Now, another contempt petition has been filed against Das, Kejriwal and two other AAP leaders by an advocate, one Ashok Chaitanya, before the High Court, alleging a “coordinated campaign” against Justice Sharma.
The High Court issued notice to the journalist.
The contempt case raises serious concerns about press freedom, especially given Das’s record of reporting on judicial accountability and institutional power, including his work with Article 14, where he questioned former Chief Justice of India D Y Chandrachud on the allocation of politically sensitive cases, among other hard-hitting stories that have often gone where many in the press don’t.
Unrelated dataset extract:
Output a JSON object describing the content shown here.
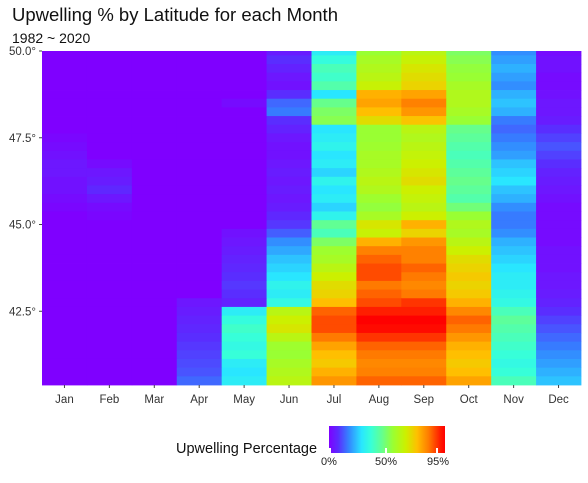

Earlier this year, a Supreme Court bench comprising the Chief Justice issued a contempt notice against NCERT over a class 8 textbook chapter on “corruption in the judiciary,” ordered its withdrawal, saying it undermined public confidence, and blacklisted its authors.
Contempt proceedings have a chilling effect on the judiciary's scrutiny by academics and journalists.
Or, as Das put it, “Questions cannot be contempt.”